Das juristische Blutbad von Srebrenica

Das Urteil des Internationalen Gerichtshof (IGH) zur Frage der serbischen Beteiligung am Blutbad an bosnischen Muslimen in Srebrenica 1995 sollte mit beträchtlicher Zwiespältigkeit aufgenommen werden. Einerseits ist die Tatsache, dass ein internationales Tribunal über die Verantwortung eines Staates in Fragen des Völkermodes befunden hat, eine unbestreitbar positive Entwicklung. Andererseits hat das Gericht eines jener Urteile gefällt, die versuchen, jedem etwas zu bieten und dabei alles beim Alten zu belassen.

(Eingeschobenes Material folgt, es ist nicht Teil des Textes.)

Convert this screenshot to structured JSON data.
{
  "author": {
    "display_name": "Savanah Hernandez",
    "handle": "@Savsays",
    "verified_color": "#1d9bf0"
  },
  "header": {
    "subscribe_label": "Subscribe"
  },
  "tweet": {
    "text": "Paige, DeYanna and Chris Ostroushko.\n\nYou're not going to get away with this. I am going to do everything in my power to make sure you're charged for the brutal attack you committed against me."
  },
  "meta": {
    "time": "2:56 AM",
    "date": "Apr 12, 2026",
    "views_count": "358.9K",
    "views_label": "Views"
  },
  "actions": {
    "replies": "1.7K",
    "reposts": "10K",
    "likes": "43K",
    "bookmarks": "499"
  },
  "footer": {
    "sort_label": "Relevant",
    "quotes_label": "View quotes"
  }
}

Das Gericht hatte nicht die Aufgabe, über die strafrechtliche Verantwortung einzelner Personen zu befinden; dies ist Aufgabe des Internationalen Strafgerichtshofes für das frühere Jugoslawien (ICTY). Der IGH, der sich stattdessen mit Streitigkeiten zwischen Staaten befasst, hatte sich mit der Anklage Bosniens auseinander zu setzen, wonach Serbien für das Blutbad von Srebrenica verantwortlich sei. Obwohl das Gericht befand, dass tatsächlich ein Völkermord stattgefunden habe, entschied es, dass Serbien hierfür nach internationalem Recht nicht verantwortlich zu machen sei.

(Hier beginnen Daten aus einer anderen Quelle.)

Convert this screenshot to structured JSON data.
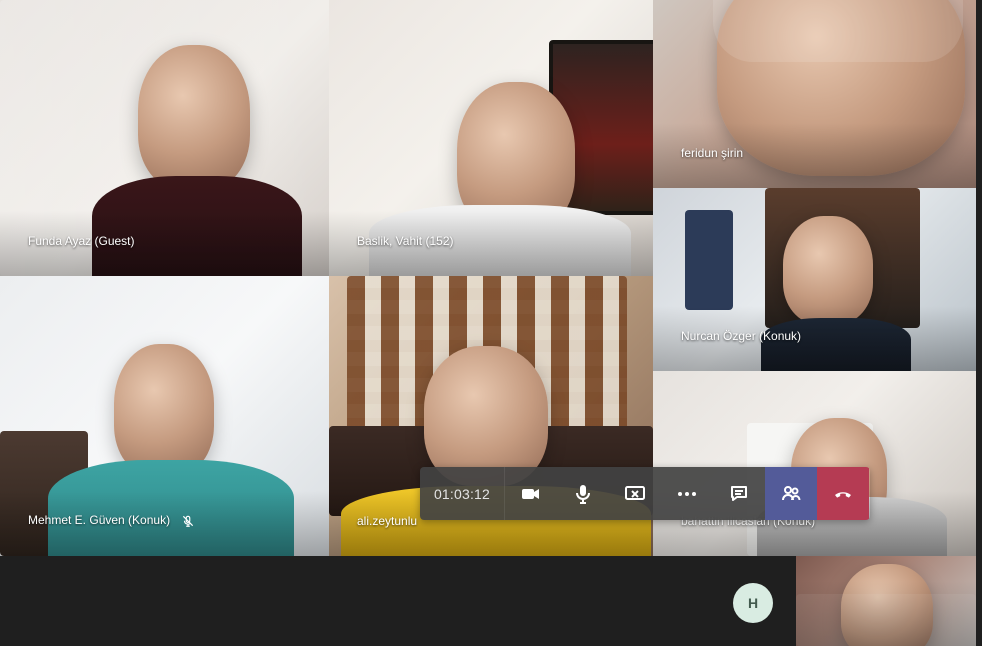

Laut dem Gericht handelten die bosnisch-serbischen Generäle, die die Schuld an diesem Völkermord trugen – die verschiedenen Mladics und Kristics – weder als Serbiens Beauftragte, noch erhielten sie aus Belgrad spezifische Anweisungen. Der Völkermord könne daher nicht Serbien angelastet werden, selbst wenn die serbische Regierung Mladic und seinen Kollegen ihren Sold zahlte und sie finanziell und militärisch unterstützte. Ebenso wenig sei Serbien der Mittäterschaft schuldig, weil es zwar einen beträchtlichen Einfluss auf Mladic und seine Leute ausgeübt habe, zum Zeitpunkt des Völkermordes jedoch nicht gewusst habe, dass gerade ein derartiges Verbrechen begangen wurde.